IMG_98432017- 2-12 VOL.190

【概要】

    業界屈指の戦略コンサルティングファーム、マッキンゼー。
本書は、同ファーム内の独立シンクタンクであるMGI(マッキンゼー・グローバル・インスティテュート)のディレクターたちによる近未来予測本です。

  本書が凡百の未来予測本と異なるのは、全世界にちらばる同ファームのコンサルタントが、日々クライアント企業や政府機関との議論の中で得たさまざまなミクロの洞察の積み重ねをベースにしていること。
そこへ学術的なデータを重ね合わせることで、より説得力ある内容にまとめあげられています。

  10章から構成される本書。
前半4章は ①経済の重心の移動 ②テクノロジー・インパクト ③地球規模の老化 ④「流れ」の高まり という本書副題ともなっている4つの破壊的な力について取り上げています。

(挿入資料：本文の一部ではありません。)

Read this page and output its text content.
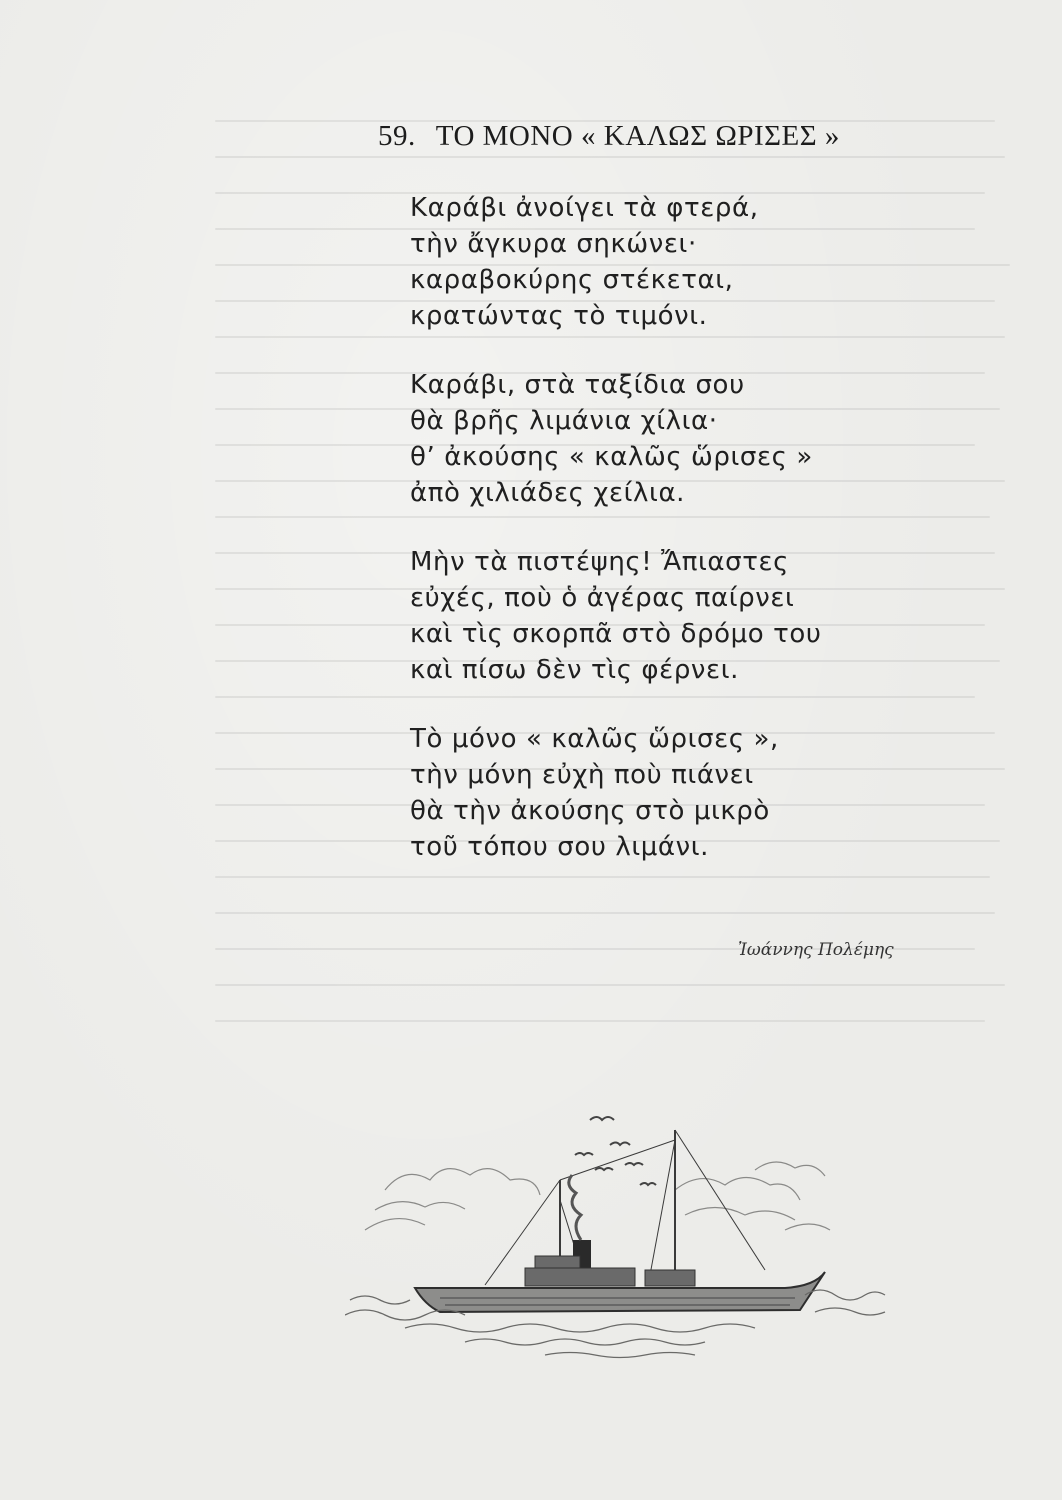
59. ΤΟ ΜΟΝΟ « ΚΑΛΩΣ ΩΡΙΣΕΣ »
Καράβι ἀνοίγει τὰ φτερά,
τὴν ἄγκυρα σηκώνει·
καραβοκύρης στέκεται,
κρατώντας τὸ τιμόνι.
Καράβι, στὰ ταξίδια σου
θὰ βρῆς λιμάνια χίλια·
θ’ ἀκούσης « καλῶς ὥρισες »
ἀπὸ χιλιάδες χείλια.
Μὴν τὰ πιστέψης! Ἄπιαστες
εὐχές, ποὺ ὁ ἀγέρας παίρνει
καὶ τὶς σκορπᾶ στὸ δρόμο του
καὶ πίσω δὲν τὶς φέρνει.
Τὸ μόνο « καλῶς ὥρισες »,
τὴν μόνη εὐχὴ ποὺ πιάνει
θὰ τὴν ἀκούσης στὸ μικρὸ
τοῦ τόπου σου λιμάνι.
Ἰωάννης Πολέμης
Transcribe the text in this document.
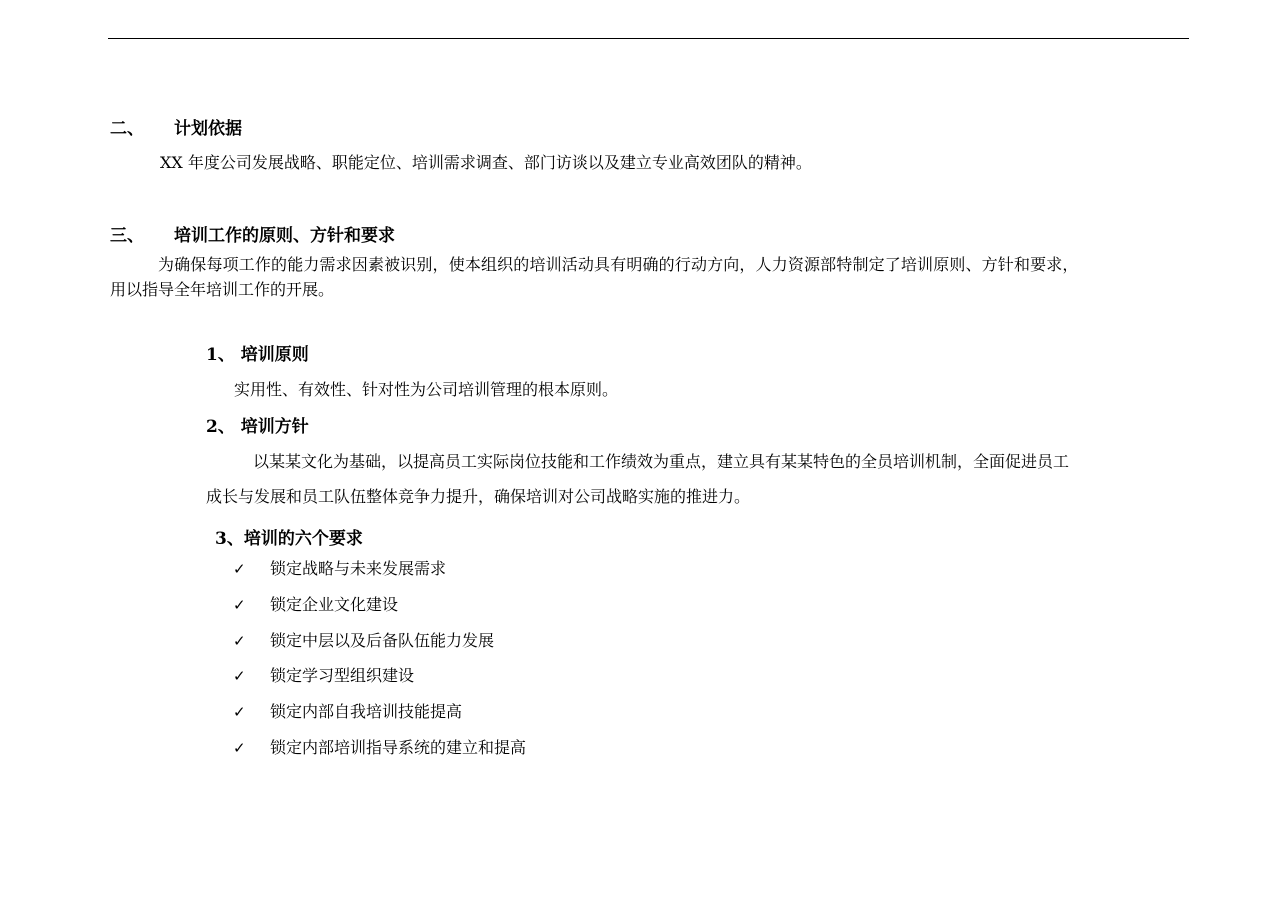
二、 计划依据
XX 年度公司发展战略、职能定位、培训需求调查、部门访谈以及建立专业高效团队的精神。
三、 培训工作的原则、方针和要求
为确保每项工作的能力需求因素被识别，使本组织的培训活动具有明确的行动方向，人力资源部特制定了培训原则、方针和要求，
用以指导全年培训工作的开展。
1、 培训原则
实用性、有效性、针对性为公司培训管理的根本原则。
2、 培训方针
以某某文化为基础，以提高员工实际岗位技能和工作绩效为重点，建立具有某某特色的全员培训机制，全面促进员工
成长与发展和员工队伍整体竞争力提升，确保培训对公司战略实施的推进力。
3、培训的六个要求
✓ 锁定战略与未来发展需求
✓ 锁定企业文化建设
✓ 锁定中层以及后备队伍能力发展
✓ 锁定学习型组织建设
✓ 锁定内部自我培训技能提高
✓ 锁定内部培训指导系统的建立和提高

  後半6章では、この4つの破壊的な力の影響から生じる、解決すべき6つの課題として ①巨大な中間層の出現 ②資源価格の変動 ③資本コストの上昇 ④労働力需給のミスマッチ ⑤新たな競合の出現・競争ルールの変化 ⑥国家政策 を掲げています。
 
  なかなかボリュームのある一冊ですが、マクロな具体的事例が多く盛り込まれていることから、比較的読み易い構成となっています。


【所感】

  本書で繰り返し出てくるキーワードは「直感のリセット」。

  現実の変化は、我々の想像や常識を優に追い越してしまっており、我々が過去の経験から蓄積された直感に基づいて意思決定をしてしまうと、かなりの確率で間違う可能性が高いのだと警鐘を鳴らしています。

   本書の目的は、大きな変化の潮流の中で、これからの10年間に求められる経営の要件を明らかにすることにあります。その提示される要件には、しばしば我々の過去の考え方にはそぐわないものも散見します。
 そのそぐわなさの認識こそ、我々の「直感のリセット」を促すものであり、著者たちの意図もそこにあるのではないかと感じました。

  興味深いテーマの多い本書ですが、個人的に期待して読んだのは、後半④の労働力需給のミスマッチについて触れた章でしょうか。

    近年、特に先進国では経済回復が雇用増、給与増に結び付かない現象が顕著に起こり始めています。
それは我が国でも顕著。成熟経済下では、就業機会の増加は、複雑な問題解決型の「インタラクション」業務であり、同じルーチンを繰り返す生産及び定型「トランザクション」業務ではありません。

  問題解決といった高度なスキルを持つ人材が不足する一方、低スキル人材は就業機会が不足する傾向はより高まりますが、かといって身につけたスキルもすぐに陳腐化をしてしまう時代ゆえに、このギャップ解消は非常に困難を極めるように思います。
  事実、本書では新しい人材源の確保、技術の見直し、職務を分解し互いに訓練をすること、教育に積極的に関わることなどを提唱していますが、どれも決定力には欠き、本章末でも結局は不断の教育の継続と各種スキル維持が必要だとまとめているに過ぎませんでした。

  実は他の章において提示された課題についても、本書は明確な解決策をあたえてくれるものではありません。
事実とその解釈を提示する中で、我々自身の考え方を柔軟にし、既存の枠にとらわれない発想や行動の必要性を繰り返し問うているというのは先ほどお伝えしたとおりです。

   とはいえ、それが本書の価値を貶めていることはなく、大いに刺激を受けることは間違いなしの一冊。
今後のビジネス潮流を知る上では、経営者を含めビジネスパーソン必読の書というのも、納得の内容です。
 
  さて本書に登場する、様々な破壊的トレンドを読んでも、悲観することなく、楽観主義でいることが大切だと巻末で著者達は述べています。
(過去の経験則、自身の習慣や価値観が揺らぐ)感情(悲観論になりがち)を乗り越えることこそ「直感のリセット」であり、結局は楽観主義が時代を制するのだからと結ばれています。